Now that they have been renamed the FSB, in the post-Communist version of Russia, they maintain the same old smiling service in both their investigations of crime, terrorism and espionage, as well as in being a repository for reports of alien activity.
Those of you with telepathic or psychokinetic ability might be interested to know that, some decades ago, the then-KGB used to have a lab devoted to such abilities on the seventh floor of their headquarters at Dzerzhinsky Square in Moscow. If the lab is still active, you may find it useful, or a threat to be eliminated first, depending on the context.
In Britain, reports of alien activity were traditionally handled not by spy agencies like MI5 or MI6, but by DI55, a branch of the Royal Air Force’s Air Technical Investigation Branch, which otherwise was more commonly used by the Ministry of Defence for investigating accidents and crashes of their planes.
The Ministry had a UFO office in London, while DI55 itself investigated reports made by the military, and radar detections of alien activity, through their radar base at Rudloe Manor.

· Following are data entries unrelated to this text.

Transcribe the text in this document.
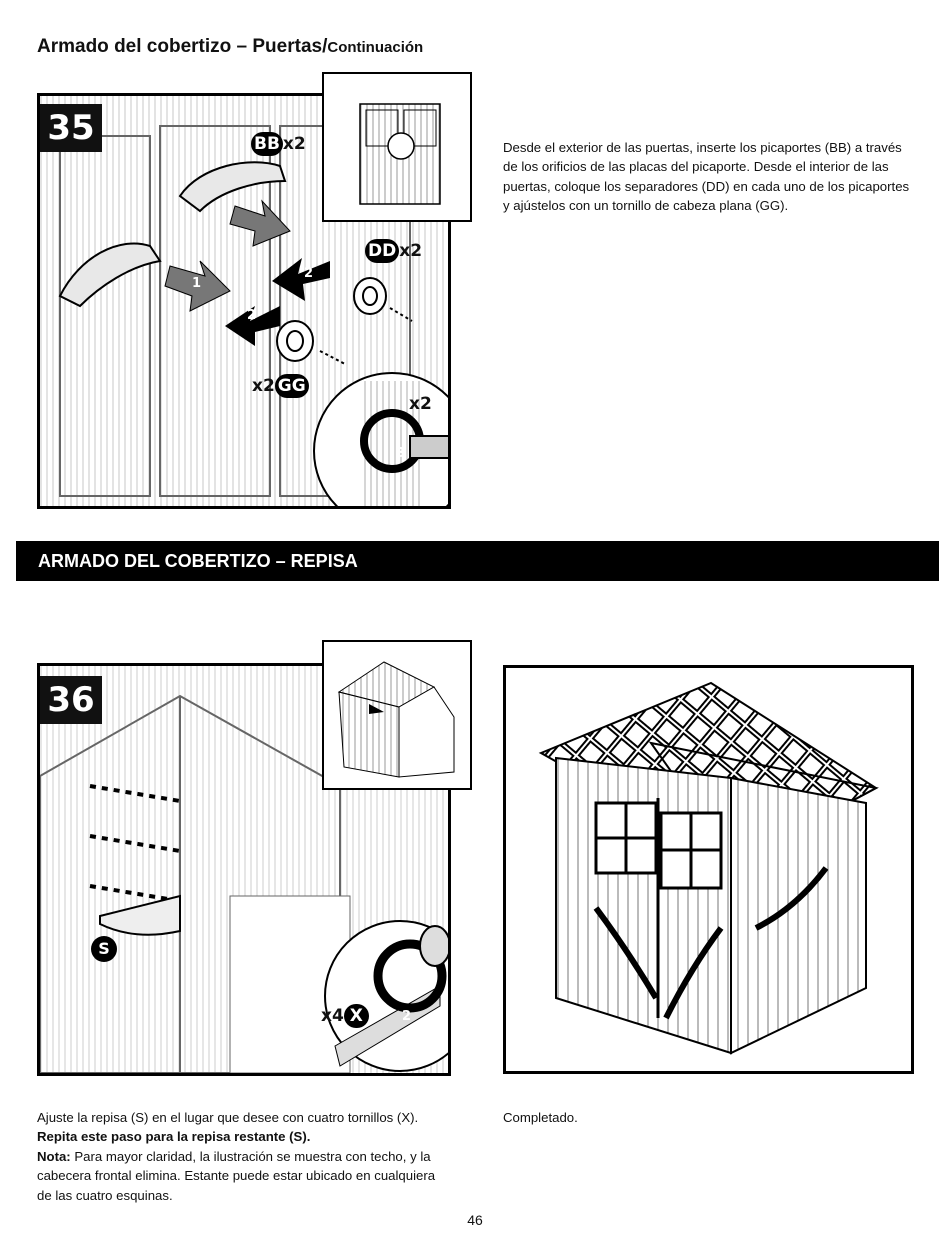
Armado del cobertizo – Puertas/Continuación
35	BB x2
DD x2
x2 GG
x2
1
2
2
3

Desde el exterior de las puertas, inserte los picaportes (BB) a través de los orificios de las placas del picaporte. Desde el interior de las puertas, coloque los separadores (DD) en cada uno de los picaportes y ajústelos con un tornillo de cabeza plana (GG).

ARMADO DEL COBERTIZO – REPISA
36
S
x4 X	2

Ajuste la repisa (S) en el lugar que desee con cuatro tornillos (X). Repita este paso para la repisa restante (S).

Nota: Para mayor claridad, la ilustración se muestra con techo, y la cabecera frontal elimina. Estante puede estar ubicado en cualquiera de las cuatro esquinas.

Completado.
46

The alien investigation branch has, of course, been shut down as part of an economic austerity programme, and should therefore pose no threat.
Many people on Earth believe that the prevalence of fictional artworks involving alien invasions of Earth is a possible sign that the corporations creating these works know that the Earth is about to be invaded – or at least make contact with extraterrestrial life – and are using a sort of psychological programming to prepare the human population for the revelation of this fact.
If this is true, it wouldn’t be much of a stretch from there to the idea that a studio corporation might itself be a cover for monitoring alien activity, so that the populace could be further educated or warned. This would at first make such studios a logical target, but see also the section on ‘Controlling Humans’.
For all that there are various militaries, intelligence services, and law enforcement organizations who may all take an interest in your activities, you must not forget that not all resistance groups or threats to your operations will be governmental or official – or even professional.
There will always be those – often younger humans who have yet to have the blinkers installed that will blind them to the universe around them and make them focus on what their leaders want them to do to maintain the status quo – who will take it upon themselves to notice and interfere in your activities.
Some may do it because they wish to exploit your arrival to leave the planet themselves, while others are acting as some kind of vigilantes. Nevertheless, whether they are a group of friends travelling around in a van with their dog, or former government employees with nothing better to do because they live in Wales, these will be the most unpredictable attempts at defence.